Rosedale Development Association receives Thrive award

The Rosedale Development Association received the Organization with the Greatest Impact award at the Thrive program Thursday night sponsored by the Kansas City Local Initiative Support Corp. (LISC).

The LISC Thrive awards program was held at the Scottish Rite Temple, Kansas City, Missouri. Thrive is an annual awards ceremony that recognizes achievements in community development.

Other organizations and individuals honored at Thrive were Habitat for Humanity’s Home Preservation Program, Broderick Crawford, Diosselyn Tot, Avenue of Life’s Impact Wednesday, of Kansas City, Kansas; Ajamu Webster and Kennedy Johnson of Kansas City, Missouri.

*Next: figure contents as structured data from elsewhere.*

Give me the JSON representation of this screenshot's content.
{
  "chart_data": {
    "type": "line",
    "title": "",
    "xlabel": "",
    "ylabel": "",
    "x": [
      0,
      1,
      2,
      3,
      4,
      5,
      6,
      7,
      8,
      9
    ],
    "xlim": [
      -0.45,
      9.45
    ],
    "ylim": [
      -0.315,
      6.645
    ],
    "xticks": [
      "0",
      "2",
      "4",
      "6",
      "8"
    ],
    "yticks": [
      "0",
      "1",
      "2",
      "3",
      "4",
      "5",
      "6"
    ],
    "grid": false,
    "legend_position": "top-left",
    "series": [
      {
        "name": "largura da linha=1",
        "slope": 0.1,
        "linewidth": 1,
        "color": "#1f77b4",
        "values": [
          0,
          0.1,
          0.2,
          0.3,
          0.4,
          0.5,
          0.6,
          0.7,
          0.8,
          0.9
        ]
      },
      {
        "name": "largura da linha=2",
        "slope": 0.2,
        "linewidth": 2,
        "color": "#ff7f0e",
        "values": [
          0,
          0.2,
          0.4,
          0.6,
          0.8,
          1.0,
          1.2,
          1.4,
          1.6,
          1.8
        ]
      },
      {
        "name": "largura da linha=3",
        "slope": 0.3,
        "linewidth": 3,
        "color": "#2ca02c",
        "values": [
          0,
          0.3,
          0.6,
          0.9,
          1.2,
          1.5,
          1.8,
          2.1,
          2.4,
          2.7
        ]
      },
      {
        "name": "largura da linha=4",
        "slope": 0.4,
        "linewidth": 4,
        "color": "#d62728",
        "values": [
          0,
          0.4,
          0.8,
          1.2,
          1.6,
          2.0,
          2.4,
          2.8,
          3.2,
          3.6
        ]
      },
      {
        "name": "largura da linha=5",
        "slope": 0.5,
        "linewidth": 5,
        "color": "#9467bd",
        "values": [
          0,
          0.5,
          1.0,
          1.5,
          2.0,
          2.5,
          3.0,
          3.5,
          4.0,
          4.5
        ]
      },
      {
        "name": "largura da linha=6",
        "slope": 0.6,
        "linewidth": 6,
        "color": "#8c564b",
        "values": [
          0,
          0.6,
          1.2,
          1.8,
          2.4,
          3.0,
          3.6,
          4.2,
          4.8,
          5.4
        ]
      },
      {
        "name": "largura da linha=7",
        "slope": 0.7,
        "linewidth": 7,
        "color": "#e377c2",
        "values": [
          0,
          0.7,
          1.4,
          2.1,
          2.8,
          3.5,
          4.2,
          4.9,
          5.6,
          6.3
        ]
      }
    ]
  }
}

The Organization with the Greatest Impact award was given to an organization that has demonstrated a persistent and effective commitment to and impact on a neighborhood for at least 10 years.

According to agency officials, the RDA was started as the Rosedale Community Council in 1945, and addressed neighborhood blight, business development, crime, zoning and flood control. The organization became the Rosedale Development Association in 1978, and is now celebrating its 40th year. Today, RDA continues to work with residents, businesses and institutions to develop the Rosedale community.

RDA has worked with LISC grants to repaint a mural on Mission Road, work on a water fountain in Fisher Park and help build a playground at Fisher Park, said Erin Stryka, executive director of RDA.

“LISC does a lot of amazing stuff in Kansas City,” Stryka said. “Their investment in communities has made a great difference in Rosedale for years.”

According to an RDA news release, the organization approaches programs and services from a whole community perspective, seeing neighbors as experts on their assets as well as needs.

One neighbor, Peggy Bell, lives at the nearby Rosedale Towers and often participates in the Fisher Park Walking Club. Bell says of RDA’s mission, “Rosedale is a better place to live than any other… a thriving Rosedale community is one in which all members engage with one another and treat each other well… [I want] to live in a place where no one has to struggle alone and where people feel safe and connected.”

Also at the Thrive Awards, Broderick Crawford was recognized as a community leader and volunteer who has assisted and improved the lives of those who are less fortunate.

Crawford has worked to restore the environment in northeast Kansas City, Kansas, including the Jersey Creek Trail Renovation and Expansion Project.

He has worked extensively on community projects with the NBC Community Development Corp.

Also recognized at the Thrive Awards as a youth leader was Diosselyn Tot, a Wyandotte County resident and graduate of Sumner Academy and the University of Kansas.

According to the Thrive award, she uses her experience and passion in community building and engagement to lead environmental, art and entrepreneurial projects.

Some of her projects included an integrated voter engagement program, a know-your-rights workshop and art squad. She is a co-founder of Urbanworks, an organization that supports activities and projects that address neighborhood concerns.

The Thrive Innovation Award was given to Avenue of Life’s Impact Wednesday, an approach to solving homelessness in Wyandotte County that combines collaboration, wrap-around services and comprehensive case management at one location.